An international project

Florida isn’t the only state to ban telehealth abortions: 18 other states have laws that explicitly ban the practice or make them impossible to perform under other regulations, according to the Guttmacher Institute, an advocacy organization. abortion rights.

But there are ways around the law and future restrictions, said Christie Pitney, a certified nurse midwife with Aid Access, an organization that offers telehealth appointments so people can get medical abortions in the states. -United.

Related: The Last Abortion Battle in the South: A Post-Roe Future Is Already Happening in Florida

In states like Florida, Aid Access refers patients to Austrian physician Rebecca Gompers, who founded the organization. The drugs are then packaged by an India-based pharmacy and delivered to the patient within one to two weeks.

Because Gompers and the online pharmacy are both outside state jurisdiction, the service would remain open to Florida residents even if the state banned abortions outright, Pitney said. Florida law only punishes abortion providers, not patients.
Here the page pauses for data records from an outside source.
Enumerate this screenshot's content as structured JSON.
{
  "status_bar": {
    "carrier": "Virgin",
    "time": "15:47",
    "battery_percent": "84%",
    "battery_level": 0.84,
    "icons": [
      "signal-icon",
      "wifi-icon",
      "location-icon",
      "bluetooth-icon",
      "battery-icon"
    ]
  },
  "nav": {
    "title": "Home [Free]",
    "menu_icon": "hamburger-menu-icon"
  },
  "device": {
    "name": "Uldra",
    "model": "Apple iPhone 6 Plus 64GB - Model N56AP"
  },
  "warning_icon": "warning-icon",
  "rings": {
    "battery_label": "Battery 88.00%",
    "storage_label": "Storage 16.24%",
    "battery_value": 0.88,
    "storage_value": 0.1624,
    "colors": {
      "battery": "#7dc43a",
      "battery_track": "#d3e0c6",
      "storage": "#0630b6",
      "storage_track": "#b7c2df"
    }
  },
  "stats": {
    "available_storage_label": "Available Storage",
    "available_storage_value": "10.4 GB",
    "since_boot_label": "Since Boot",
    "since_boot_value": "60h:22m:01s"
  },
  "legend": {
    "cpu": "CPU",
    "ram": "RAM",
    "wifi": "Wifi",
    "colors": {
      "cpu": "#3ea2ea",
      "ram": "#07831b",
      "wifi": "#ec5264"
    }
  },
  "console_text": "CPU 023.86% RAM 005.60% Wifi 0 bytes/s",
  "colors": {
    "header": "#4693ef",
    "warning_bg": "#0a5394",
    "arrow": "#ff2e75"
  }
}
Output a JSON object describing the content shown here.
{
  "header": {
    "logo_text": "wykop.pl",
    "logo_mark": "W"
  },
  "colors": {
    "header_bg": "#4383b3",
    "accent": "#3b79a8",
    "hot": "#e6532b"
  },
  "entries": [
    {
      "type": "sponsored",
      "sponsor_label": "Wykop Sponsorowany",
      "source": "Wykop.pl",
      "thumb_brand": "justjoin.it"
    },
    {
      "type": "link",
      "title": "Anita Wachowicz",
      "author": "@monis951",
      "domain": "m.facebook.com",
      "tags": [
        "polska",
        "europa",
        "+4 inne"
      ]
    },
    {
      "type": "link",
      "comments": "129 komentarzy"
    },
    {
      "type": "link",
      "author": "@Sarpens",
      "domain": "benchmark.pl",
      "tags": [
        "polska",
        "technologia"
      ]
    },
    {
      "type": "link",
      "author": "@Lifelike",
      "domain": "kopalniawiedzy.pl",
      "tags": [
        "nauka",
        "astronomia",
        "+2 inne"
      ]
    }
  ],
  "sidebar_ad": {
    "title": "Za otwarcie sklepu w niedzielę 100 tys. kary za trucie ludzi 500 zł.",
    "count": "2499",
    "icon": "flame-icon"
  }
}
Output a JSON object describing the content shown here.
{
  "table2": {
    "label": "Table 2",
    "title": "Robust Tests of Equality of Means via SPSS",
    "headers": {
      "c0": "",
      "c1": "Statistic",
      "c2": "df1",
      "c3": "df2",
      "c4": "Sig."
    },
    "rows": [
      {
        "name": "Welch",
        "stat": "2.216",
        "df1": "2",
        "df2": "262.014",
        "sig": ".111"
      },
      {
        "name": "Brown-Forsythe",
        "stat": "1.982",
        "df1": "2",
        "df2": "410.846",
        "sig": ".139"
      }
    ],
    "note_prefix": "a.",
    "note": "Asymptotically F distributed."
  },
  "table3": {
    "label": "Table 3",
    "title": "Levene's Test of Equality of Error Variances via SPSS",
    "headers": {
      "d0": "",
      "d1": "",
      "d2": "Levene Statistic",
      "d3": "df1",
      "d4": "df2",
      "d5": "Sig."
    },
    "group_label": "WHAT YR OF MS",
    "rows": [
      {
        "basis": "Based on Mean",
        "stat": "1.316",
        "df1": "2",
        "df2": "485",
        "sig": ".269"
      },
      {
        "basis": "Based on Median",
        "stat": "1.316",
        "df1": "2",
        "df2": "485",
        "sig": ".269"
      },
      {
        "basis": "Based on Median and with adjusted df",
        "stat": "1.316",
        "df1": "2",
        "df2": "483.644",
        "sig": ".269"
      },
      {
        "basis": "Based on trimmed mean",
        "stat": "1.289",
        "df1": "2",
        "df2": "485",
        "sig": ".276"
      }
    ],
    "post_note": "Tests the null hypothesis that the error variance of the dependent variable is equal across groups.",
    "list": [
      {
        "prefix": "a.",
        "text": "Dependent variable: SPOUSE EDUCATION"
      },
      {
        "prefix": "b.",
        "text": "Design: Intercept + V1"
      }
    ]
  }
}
Aid Access checks their pharmacy providers, Pitney said. But Stemberger, the conservative activist, believes telehealth visits and mail-order prescriptions will lead to medical complications.

“They can potentially circumvent all (state and federal regulatory) measures intended to protect the health and safety of the mother,” Stemberger said.

Related: Abortion stories from years ago. It was always complicated.

Simon, the doctor at Northwestern University, shares this concern, but believes it is riskier to deny access to legal abortion, including medical abortion.

If abortion is banned, she said, people who cannot afford to travel will be forced to seek unsafe treatments. She fears that without regulation, the door could be opened to fraudsters marketing “fake pills that attempt to perform an abortion”.

Keeping abortion legal and accessible keeps bad actors away and protects mothers, Simon said.

“If Roe v. Wade is overturned, that doesn’t mean abortion is gone,” she said. “It just won’t be safe.”